Quais cuidados você precisa ter ao ler um estudo de não inferioridade?

Diferenças dos tipos de estudos

Em estudos randomizados controlados (RCT) existem dois tipos principais de desenho, os estudos de superioridade e os de não inferioridade. 

Estudos de superioridade, o tipo mais comum de RCT atualmente, permitem a análise de benefício, malefício, ou ausência de efeito (hipótese nula confirmada) da intervenção. São chamados de estudos bicaudados por permitirem a ocorrência de ambos resultados. Nesse tipo de estudo, confirmar a hipótese nula não significa dizer que os tratamentos são equivalentes. Você provavelmente já ouviu a frase: “ausência de evidência de diferença não é evidência confiável de que não há diferença”. Mas esse tipo de estudo não será o foco da discussão hoje. 

Não inferioridade

Estudos de não inferioridade, como o trabalho em questão, são diferentes e devem ser lidos com cautela. O primeiro cuidado é avaliar a margem de não inferioridade escolhida. Por exemplo, no estudo Pneumonia Short Treatment trial foi escolhida uma margem de 10%.

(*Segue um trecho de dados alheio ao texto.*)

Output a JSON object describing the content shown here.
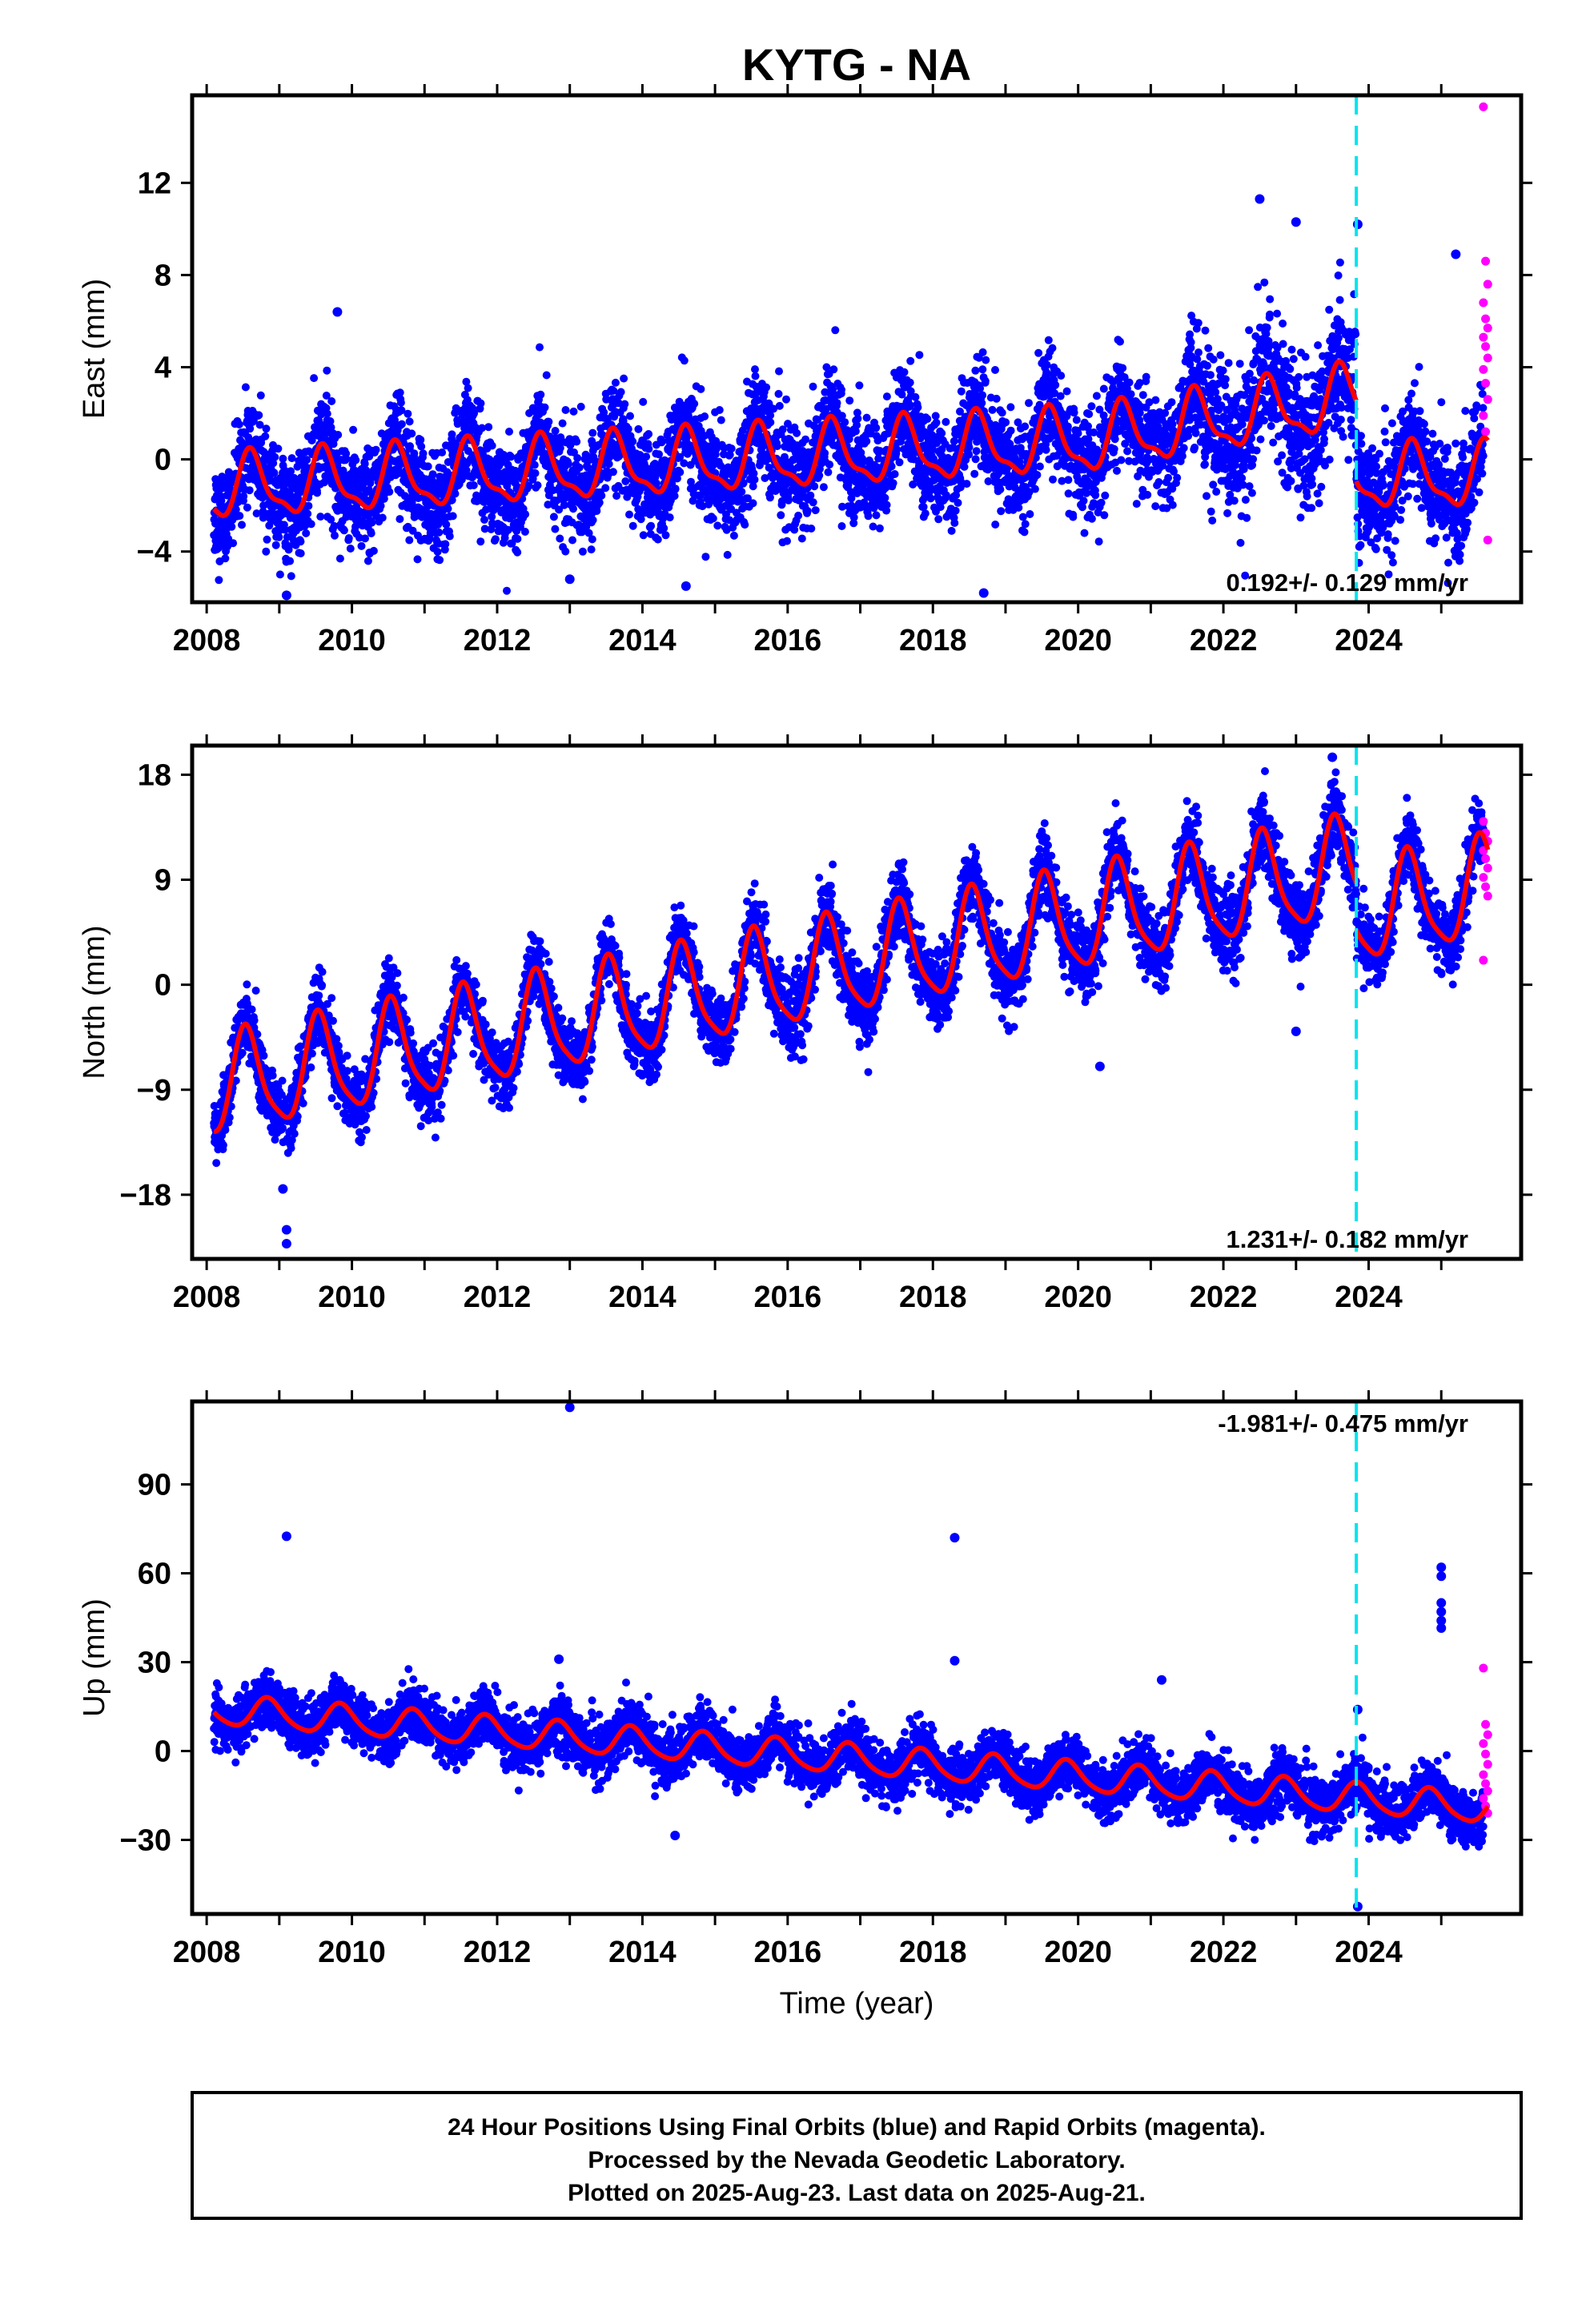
{
  "title": "KYTG - NA",
  "xlabel": "Time (year)",
  "footer": {
    "line1": "24 Hour Positions Using Final Orbits (blue) and Rapid Orbits (magenta).",
    "line2": "Processed by the Nevada Geodetic Laboratory.",
    "line3": "Plotted on 2025-Aug-23. Last data on 2025-Aug-21."
  },
  "colors": {
    "final": "#0000ff",
    "rapid": "#ff00ff",
    "model": "#ff0000",
    "event_line": "#00e5ee"
  },
  "chart_data": [
    {
      "type": "scatter",
      "name": "east",
      "ylabel": "East (mm)",
      "xlim": [
        2007.8,
        2026.1
      ],
      "ylim": [
        -6.2,
        15.8
      ],
      "x_ticks": [
        2008,
        2010,
        2012,
        2014,
        2016,
        2018,
        2020,
        2022,
        2024
      ],
      "y_ticks": [
        -4,
        0,
        4,
        8,
        12
      ],
      "rate_label": "0.192+/- 0.129 mm/yr",
      "rate_position": "bottom-right",
      "event_line_x": 2023.83,
      "model": {
        "segments": [
          {
            "x_start": 2008.1,
            "x_end": 2023.83,
            "offset_at_2008": -1.3,
            "rate_mm_yr": 0.17,
            "ramp_start": 2020.2,
            "ramp_mm_yr": 0.35,
            "annual_amp": 1.3,
            "annual_peak": 0.62,
            "semiannual_amp": 0.45
          },
          {
            "x_start": 2023.83,
            "x_end": 2025.64,
            "offset_at_2008": -1.3,
            "rate_mm_yr": 0.03,
            "ramp_start": 2030.0,
            "ramp_mm_yr": 0.0,
            "annual_amp": 1.3,
            "annual_peak": 0.62,
            "semiannual_amp": 0.45
          }
        ],
        "noise_sd": 1.1
      },
      "final_points_range": [
        2008.1,
        2025.58
      ],
      "rapid_points": {
        "x_start": 2025.58,
        "x_end": 2025.64,
        "y": [
          15.3,
          8.6,
          7.6,
          6.8,
          6.1,
          5.7,
          5.3,
          4.9,
          4.4,
          3.9,
          3.3,
          2.6,
          1.9,
          1.2,
          -3.5
        ]
      },
      "outliers": [
        {
          "x": 2009.8,
          "y": 6.4
        },
        {
          "x": 2009.1,
          "y": -5.9
        },
        {
          "x": 2013.0,
          "y": -5.2
        },
        {
          "x": 2018.7,
          "y": -5.8
        },
        {
          "x": 2022.5,
          "y": 11.3
        },
        {
          "x": 2023.85,
          "y": 10.2
        },
        {
          "x": 2025.2,
          "y": 8.9
        },
        {
          "x": 2014.6,
          "y": -5.5
        },
        {
          "x": 2023.0,
          "y": 10.3
        }
      ]
    },
    {
      "type": "scatter",
      "name": "north",
      "ylabel": "North (mm)",
      "xlim": [
        2007.8,
        2026.1
      ],
      "ylim": [
        -23.5,
        20.5
      ],
      "x_ticks": [
        2008,
        2010,
        2012,
        2014,
        2016,
        2018,
        2020,
        2022,
        2024
      ],
      "y_ticks": [
        -18,
        -9,
        0,
        9,
        18
      ],
      "rate_label": "1.231+/- 0.182 mm/yr",
      "rate_position": "bottom-right",
      "event_line_x": 2023.83,
      "model": {
        "segments": [
          {
            "x_start": 2008.1,
            "x_end": 2023.83,
            "offset_at_2008": -9.0,
            "rate_mm_yr": 1.2,
            "ramp_start": 2030.0,
            "ramp_mm_yr": 0.0,
            "annual_amp": 4.2,
            "annual_peak": 0.55,
            "semiannual_amp": 0.9
          },
          {
            "x_start": 2023.83,
            "x_end": 2025.64,
            "offset_at_2008": -13.0,
            "rate_mm_yr": 1.2,
            "ramp_start": 2030.0,
            "ramp_mm_yr": 0.0,
            "annual_amp": 4.2,
            "annual_peak": 0.55,
            "semiannual_amp": 0.9
          }
        ],
        "noise_sd": 1.4
      },
      "final_points_range": [
        2008.1,
        2025.58
      ],
      "rapid_points": {
        "x_start": 2025.58,
        "x_end": 2025.64,
        "y": [
          14.0,
          13.0,
          12.3,
          11.5,
          10.8,
          10.0,
          9.2,
          8.4,
          7.6,
          2.1
        ]
      },
      "outliers": [
        {
          "x": 2009.1,
          "y": -22.2
        },
        {
          "x": 2009.1,
          "y": -21.0
        },
        {
          "x": 2009.05,
          "y": -17.5
        },
        {
          "x": 2023.5,
          "y": 19.5
        },
        {
          "x": 2020.3,
          "y": -7.0
        },
        {
          "x": 2023.0,
          "y": -4.0
        }
      ]
    },
    {
      "type": "scatter",
      "name": "up",
      "ylabel": "Up (mm)",
      "xlim": [
        2007.8,
        2026.1
      ],
      "ylim": [
        -55,
        118
      ],
      "x_ticks": [
        2008,
        2010,
        2012,
        2014,
        2016,
        2018,
        2020,
        2022,
        2024
      ],
      "y_ticks": [
        -30,
        0,
        30,
        60,
        90
      ],
      "rate_label": "-1.981+/- 0.475 mm/yr",
      "rate_position": "top-right",
      "event_line_x": 2023.83,
      "model": {
        "segments": [
          {
            "x_start": 2008.1,
            "x_end": 2025.64,
            "offset_at_2008": 14.0,
            "rate_mm_yr": -1.9,
            "ramp_start": 2030.0,
            "ramp_mm_yr": 0.0,
            "annual_amp": 5.0,
            "annual_peak": 0.85,
            "semiannual_amp": 0.8
          }
        ],
        "noise_sd": 4.5
      },
      "final_points_range": [
        2008.1,
        2025.58
      ],
      "rapid_points": {
        "x_start": 2025.58,
        "x_end": 2025.64,
        "y": [
          28.0,
          9.0,
          5.5,
          2.5,
          -1.0,
          -4.5,
          -8.0,
          -11.0,
          -13.5,
          -16.0,
          -18.5,
          -21.0
        ]
      },
      "outliers": [
        {
          "x": 2009.1,
          "y": 72.5
        },
        {
          "x": 2013.0,
          "y": 116.0
        },
        {
          "x": 2018.3,
          "y": 72.0
        },
        {
          "x": 2018.3,
          "y": 30.5
        },
        {
          "x": 2012.85,
          "y": 31.0
        },
        {
          "x": 2014.45,
          "y": -28.5
        },
        {
          "x": 2021.15,
          "y": 24.0
        },
        {
          "x": 2023.85,
          "y": -52.5
        },
        {
          "x": 2023.85,
          "y": 14.0
        },
        {
          "x": 2025.0,
          "y": 62.0
        },
        {
          "x": 2025.0,
          "y": 59.0
        },
        {
          "x": 2025.0,
          "y": 50.0
        },
        {
          "x": 2025.0,
          "y": 47.0
        },
        {
          "x": 2025.0,
          "y": 44.0
        },
        {
          "x": 2025.0,
          "y": 41.5
        }
      ]
    }
  ]
}
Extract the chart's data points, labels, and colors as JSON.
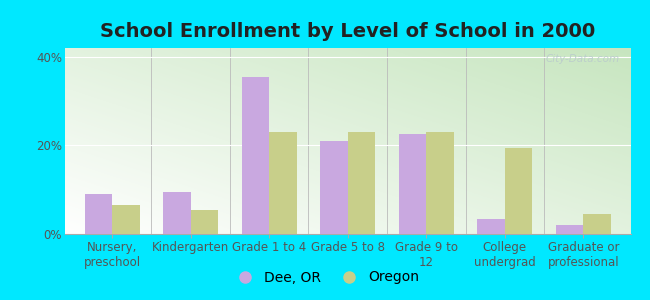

Escolher uma margem de não inferioridade de 10% significa dizer que “aceitamos” que a intervenção seja tão efetiva, ou até 10% pior, do que o grupo controle. O estudo será considerado “positivo” (não inferioridade confirmada), ainda que o desfecho seja pior com o novo tratamento, desde que o resultado fique dentro dessa margem de não inferioridade estabelecida pelos autores.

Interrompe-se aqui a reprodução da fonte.